上六。豐其屋。蔀其家。闚其戸、闃其无人。三歳不覿。凶。
象曰、豐其屋、天際翔也。闚其戸、闃其无人、自藏也。
○上六。其(その)屋(おく)を豐(おおい)にす。其(その)家(いえ)を蔀(おお)ふ。其(その)戸(こ)を闚(うかが)ふに、闃(げき)として其れ人无(な)し。三歳まで覿(み)ず。凶。
○象に曰く、其屋を豐にすとは、天(てん)際(さい)に翔(かけ)る也。其戸を闚(うかが)ふに、闃(げき)として其れ人无(な)しとは、自ら藏(かく)るる也。
 「其(その)屋(おく)を豐(おおい)にす」とは、自ら高慢になることである。「其(その)家(いえ)を蔀(おお)う」とは、自ら覆い隠すことである。豪華な屋敷を建てて高慢になることが、その家の人々を覆い隠すことになり、昼間なのに真っ暗闇になる。豊の時は昼間なのに真っ暗闇になる形をしている。世の中を真っ暗闇にするのは、六五と上六である。
 上六は暗黒の頭領である。世の中を真っ暗闇にするのは、自分自身が暗愚だからである。陰気な性格で自分を覆い隠してどんどん暗愚になり、それが人に及んで遂には世の中を真っ暗闇にしてしまう。救いようのない小人である。
 上六は六五の陰爻の上に居て豊の時の終局である。上卦震の動きが行き詰まって疲れが生じ、しーんと静まりかえっている。豊の盛大な勢いが行き詰まって真っ暗闇となり、衰退して凋落するのである。例えれば、お日さまが沈んで真っ暗になり、人も家も見えなくなった状態である。上六は高い所に居るので、そんな状況の中でも驕り高ぶって、さらに真っ暗闇になる。
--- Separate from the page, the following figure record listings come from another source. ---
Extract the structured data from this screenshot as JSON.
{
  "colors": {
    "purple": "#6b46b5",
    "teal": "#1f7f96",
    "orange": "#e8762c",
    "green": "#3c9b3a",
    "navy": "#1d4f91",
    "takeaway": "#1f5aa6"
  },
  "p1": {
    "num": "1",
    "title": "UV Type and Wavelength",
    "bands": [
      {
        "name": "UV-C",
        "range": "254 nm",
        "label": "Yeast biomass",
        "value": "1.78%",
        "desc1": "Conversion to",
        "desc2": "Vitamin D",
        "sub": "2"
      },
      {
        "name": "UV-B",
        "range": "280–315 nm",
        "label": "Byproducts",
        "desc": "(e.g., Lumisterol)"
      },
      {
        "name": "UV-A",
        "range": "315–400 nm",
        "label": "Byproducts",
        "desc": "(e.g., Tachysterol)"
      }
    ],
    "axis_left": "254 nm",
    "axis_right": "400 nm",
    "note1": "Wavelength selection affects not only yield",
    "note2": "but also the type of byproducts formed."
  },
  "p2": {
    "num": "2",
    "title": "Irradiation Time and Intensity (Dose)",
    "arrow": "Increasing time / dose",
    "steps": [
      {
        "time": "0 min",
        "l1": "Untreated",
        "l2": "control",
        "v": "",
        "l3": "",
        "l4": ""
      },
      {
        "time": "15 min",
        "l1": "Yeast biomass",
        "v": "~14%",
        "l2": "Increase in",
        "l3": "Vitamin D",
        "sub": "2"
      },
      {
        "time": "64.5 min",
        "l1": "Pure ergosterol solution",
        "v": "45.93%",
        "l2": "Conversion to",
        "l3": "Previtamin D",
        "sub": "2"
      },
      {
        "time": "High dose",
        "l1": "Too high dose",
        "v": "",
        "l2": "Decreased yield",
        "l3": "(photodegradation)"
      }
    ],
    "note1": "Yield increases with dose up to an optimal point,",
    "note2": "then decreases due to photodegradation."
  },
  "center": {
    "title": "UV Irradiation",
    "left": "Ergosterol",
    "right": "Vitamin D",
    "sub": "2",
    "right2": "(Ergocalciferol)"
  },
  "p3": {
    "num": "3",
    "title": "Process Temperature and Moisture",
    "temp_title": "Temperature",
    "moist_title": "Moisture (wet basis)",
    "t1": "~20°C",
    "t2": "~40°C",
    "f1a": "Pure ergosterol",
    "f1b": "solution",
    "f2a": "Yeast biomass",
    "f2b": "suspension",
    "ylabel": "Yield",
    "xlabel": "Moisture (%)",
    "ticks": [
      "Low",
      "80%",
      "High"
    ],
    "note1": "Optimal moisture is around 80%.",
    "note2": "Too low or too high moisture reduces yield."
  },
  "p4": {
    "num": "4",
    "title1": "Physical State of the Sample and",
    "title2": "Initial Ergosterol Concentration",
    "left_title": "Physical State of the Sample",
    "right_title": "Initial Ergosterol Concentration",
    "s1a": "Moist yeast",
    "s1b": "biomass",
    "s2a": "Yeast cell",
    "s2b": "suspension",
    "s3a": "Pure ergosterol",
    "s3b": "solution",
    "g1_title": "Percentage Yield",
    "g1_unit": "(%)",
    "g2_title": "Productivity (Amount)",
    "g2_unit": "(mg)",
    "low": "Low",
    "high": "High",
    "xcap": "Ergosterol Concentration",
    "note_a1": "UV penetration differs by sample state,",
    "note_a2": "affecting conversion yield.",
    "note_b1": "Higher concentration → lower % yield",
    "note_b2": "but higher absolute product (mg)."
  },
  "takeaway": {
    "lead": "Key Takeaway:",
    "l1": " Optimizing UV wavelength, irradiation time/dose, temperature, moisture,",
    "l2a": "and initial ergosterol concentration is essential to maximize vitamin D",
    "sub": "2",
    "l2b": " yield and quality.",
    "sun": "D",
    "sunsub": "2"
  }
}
 天下国家は暗黒社会となり、人々の心も真っ暗になる。これ以上暗くならないほど真っ暗である。どうにもこうにもならない状況なので「其(その)屋(おく)を豐(おおい)にす。其(その)家(いえ)を蔀(おお)う」と言うのである。
 驕り高ぶり自分のやりたい放題にする形である。上六は卦極に居て、誰も上六を助けてくれない。きわめて危ない状況である。それゆえ、「其(その)戸(こ)を闚(うかが)ふに、闃(げき)として其れ人无(な)し」と言う。
 どんなに時が経過しても、誰も助けてくれない。そのことを、「三歳まで覿(み)ず。凶」と言う。以上のようであるから、社会はますます暗黒となる。それゆえ凶なのである。
 象伝に「天(てん)際(さい)に翔(かけ)る也」とあるのは、明徳を喪失することである。天(てん)際(さい)とは明徳である。明徳が走って逃げていくのである。最上位に居て暗愚で高慢、誰の意見も聞こうとしないので衰運が頂点に達したのである。雷火豊の次は火山旅の時である。いつまでの豊の時は続かない。けれども上六は豊の極限であり暗黒社会の極みである。